Loving’s lucidly written account helps place Whitman in the context of his times. Along with questions of sexuality, Loving examines the poet’s less-than-consistent views on issues like slavery, race, the Civil War and Native Americans. While Whitman opined that freed slaves should not be allowed to vote until they were educated, he was always opposed to slavery. Loving notes that although he worked for the Bureau of Indian Affairs, he had little interest in their plight. Then again, neither did most of his fellow citizens.

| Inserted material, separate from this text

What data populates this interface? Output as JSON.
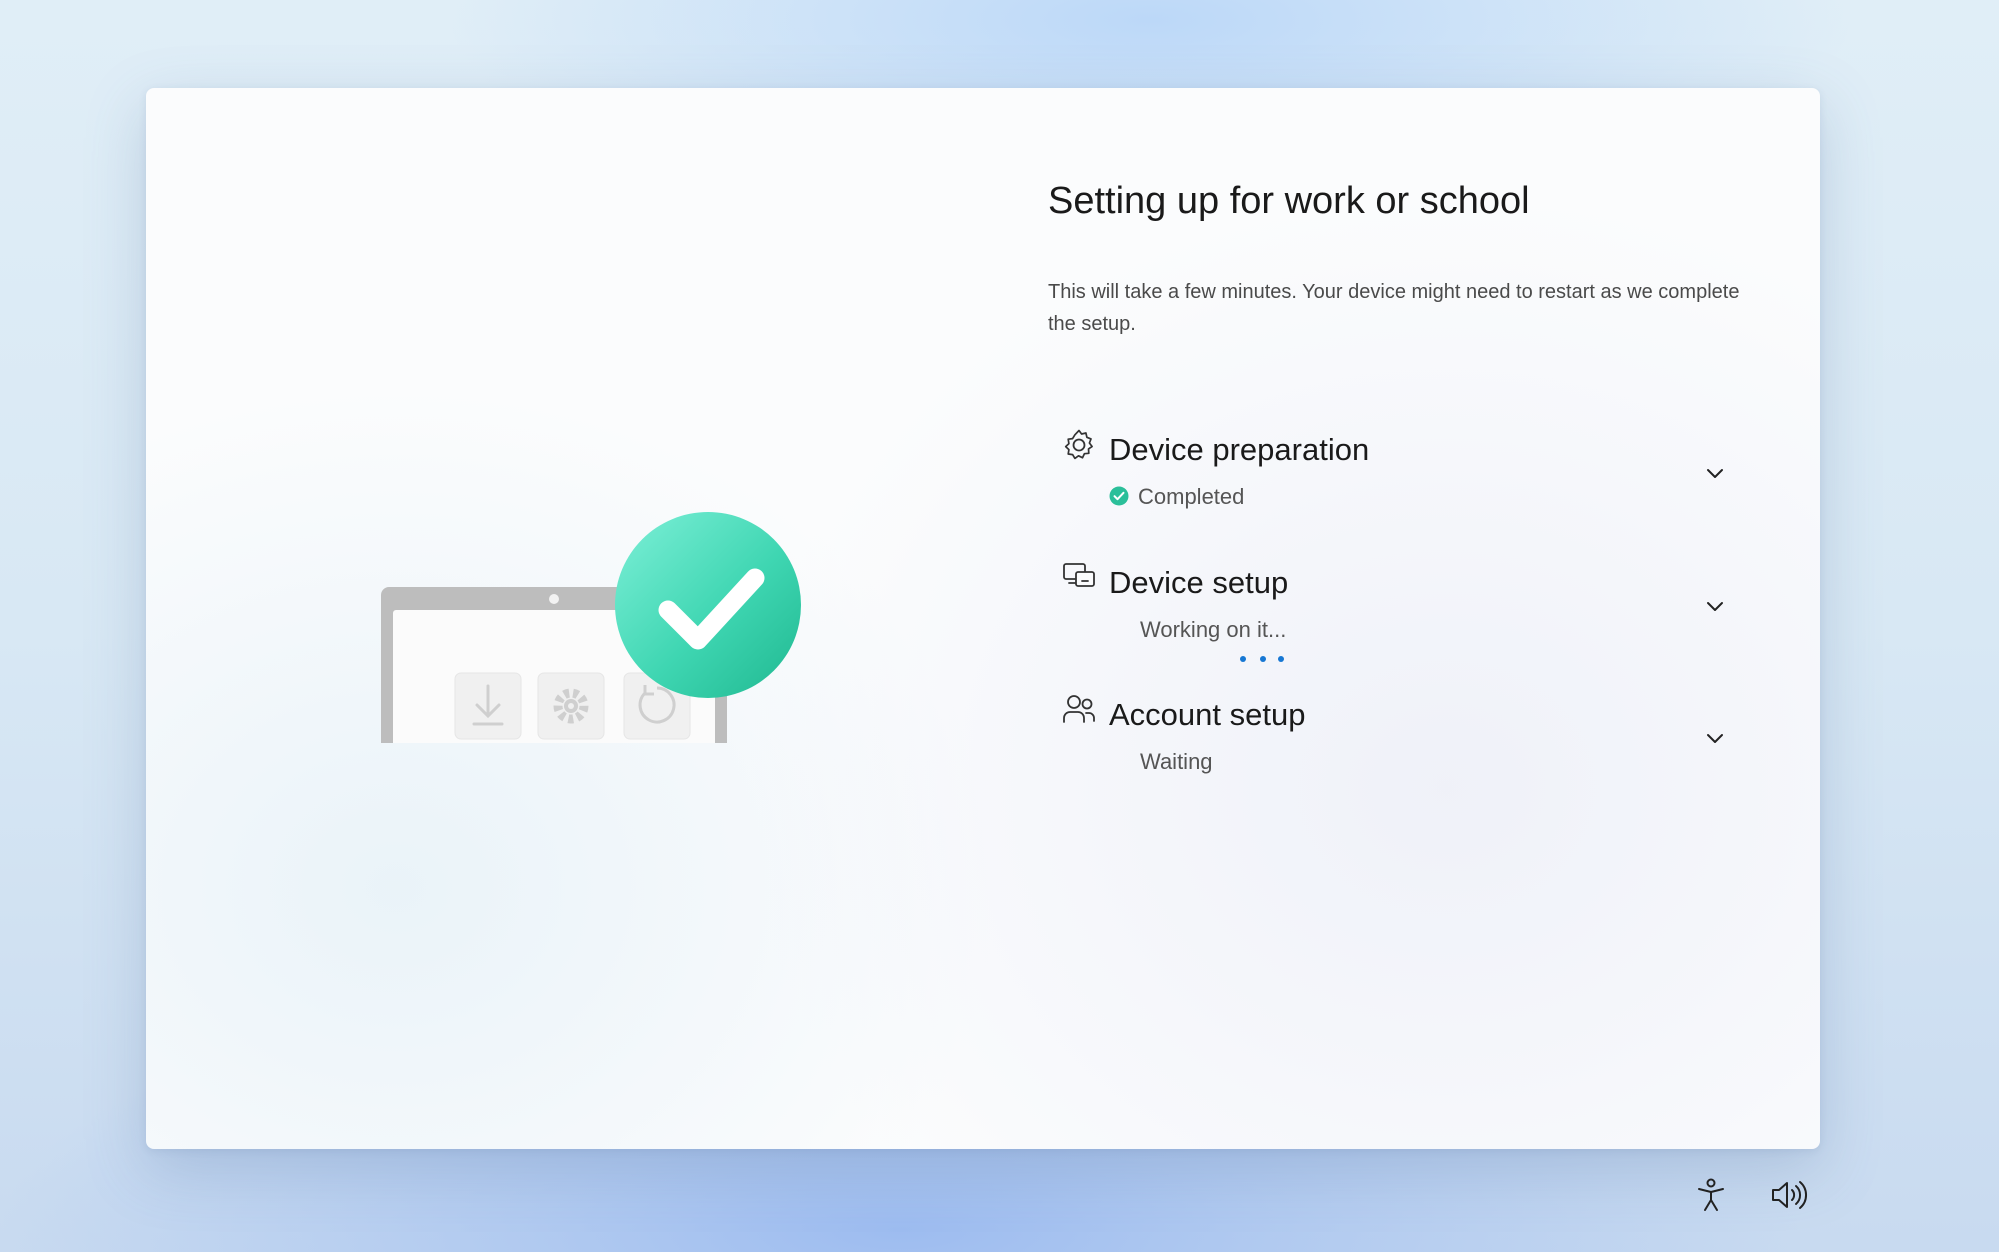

What this biography has in common with Allen’s is that both are primarily works of scholarship. What is lacking, however, is the storytelling power of a work like Justin Kaplan’s 1980 life of Whitman or a sense of personal engagement with the poetry that animated Paul Zweig’s 1984 study. Still, Loving is a knowledgeable guide to Whitman’s 19th century world of transcendentalists, bohemians, free-soilers, abolitionists and phrenologists. (Yet some small details made me slightly uneasy: He doesn’t bother to explain that the “grape” that “mysteriously riddled” a coat worn by Whitman’s soldier brother George was grape-shot, a type of ammunition.)

Whitman’s life and work are testimony to the possibility of combining two American ideals: a profound sense of connection with all of humankind and a radical individualism. Whatever its minor flaws, Loving’s biography succeeds in conveying much of what makes Whitman such an indispensable figure in our heritage.